This project is an approach to generate federated queries from RDF mappings.
We assume that Python3
and pip
is installed
Download IDE for python
this project was created with
Pycharm
Installation in a virtualenv is strongly recommended
install venv
python3 -m venv env
Install dependencies with pip:
pip install -r requirements.txt
Mappings need to be Yarrrml mappings.
MaRQ use types to make queries, so a saturated mapping can create queries that would have been missed with a standard mapping.
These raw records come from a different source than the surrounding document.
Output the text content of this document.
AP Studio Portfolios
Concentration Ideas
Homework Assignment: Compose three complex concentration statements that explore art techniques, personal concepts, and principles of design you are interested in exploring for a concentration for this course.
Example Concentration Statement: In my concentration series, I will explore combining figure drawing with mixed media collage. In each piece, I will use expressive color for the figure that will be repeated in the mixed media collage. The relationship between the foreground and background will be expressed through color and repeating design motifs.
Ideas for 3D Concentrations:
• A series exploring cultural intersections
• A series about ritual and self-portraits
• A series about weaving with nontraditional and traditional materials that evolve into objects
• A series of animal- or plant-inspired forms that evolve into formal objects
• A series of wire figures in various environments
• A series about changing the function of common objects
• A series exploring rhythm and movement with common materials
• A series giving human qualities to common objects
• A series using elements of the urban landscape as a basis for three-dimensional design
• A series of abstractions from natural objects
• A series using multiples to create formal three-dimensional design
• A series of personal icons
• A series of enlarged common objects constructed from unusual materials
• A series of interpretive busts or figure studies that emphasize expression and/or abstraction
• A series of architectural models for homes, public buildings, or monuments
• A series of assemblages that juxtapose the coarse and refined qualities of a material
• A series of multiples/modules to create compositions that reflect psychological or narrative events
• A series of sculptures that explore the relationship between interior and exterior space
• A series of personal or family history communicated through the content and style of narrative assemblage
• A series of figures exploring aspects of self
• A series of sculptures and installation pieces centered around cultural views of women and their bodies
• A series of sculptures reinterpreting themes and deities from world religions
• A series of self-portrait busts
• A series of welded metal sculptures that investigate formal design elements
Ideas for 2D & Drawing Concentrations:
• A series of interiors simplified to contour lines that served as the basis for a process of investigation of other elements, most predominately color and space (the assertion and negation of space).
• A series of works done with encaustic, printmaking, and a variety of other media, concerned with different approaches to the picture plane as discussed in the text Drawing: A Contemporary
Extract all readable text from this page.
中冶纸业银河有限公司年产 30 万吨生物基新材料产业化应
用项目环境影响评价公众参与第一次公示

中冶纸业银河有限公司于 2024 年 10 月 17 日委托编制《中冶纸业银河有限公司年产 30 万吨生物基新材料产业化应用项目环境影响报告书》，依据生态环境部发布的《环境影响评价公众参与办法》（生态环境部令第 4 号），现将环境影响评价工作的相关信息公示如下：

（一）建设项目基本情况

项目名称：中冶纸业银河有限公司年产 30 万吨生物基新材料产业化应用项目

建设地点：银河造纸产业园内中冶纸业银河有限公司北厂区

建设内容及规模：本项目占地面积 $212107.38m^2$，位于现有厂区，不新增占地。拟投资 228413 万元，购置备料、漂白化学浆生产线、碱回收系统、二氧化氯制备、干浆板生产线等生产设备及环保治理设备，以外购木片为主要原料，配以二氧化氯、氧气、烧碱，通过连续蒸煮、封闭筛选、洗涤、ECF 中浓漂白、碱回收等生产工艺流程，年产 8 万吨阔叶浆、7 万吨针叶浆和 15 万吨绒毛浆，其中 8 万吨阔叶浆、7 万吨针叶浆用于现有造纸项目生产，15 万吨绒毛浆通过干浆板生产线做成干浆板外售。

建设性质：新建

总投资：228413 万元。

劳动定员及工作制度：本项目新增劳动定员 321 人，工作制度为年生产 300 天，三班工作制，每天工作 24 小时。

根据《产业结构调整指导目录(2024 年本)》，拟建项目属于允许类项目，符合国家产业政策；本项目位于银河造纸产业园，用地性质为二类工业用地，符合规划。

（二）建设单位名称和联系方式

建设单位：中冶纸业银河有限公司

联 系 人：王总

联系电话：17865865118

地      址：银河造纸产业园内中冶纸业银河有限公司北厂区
'predicateobjects' should be of the form:
- [{one and only one predicate}, {one and only one object}]
Types or language aren't supported and might cause issues.
Run the following command to execute MaRQ on each possible pair from n mappings:
python script.py path/to/mapping/1 ... path/to/mapping/n
You can also specify a directory containing only mappings to execute MaRQ on every pair of mappings contained in the directory:
python script.py path/to/directory
It's also possible to specify the threshold at which a query is made from two template. Only a pair of template that have a Jaccard index >= of this value will pass.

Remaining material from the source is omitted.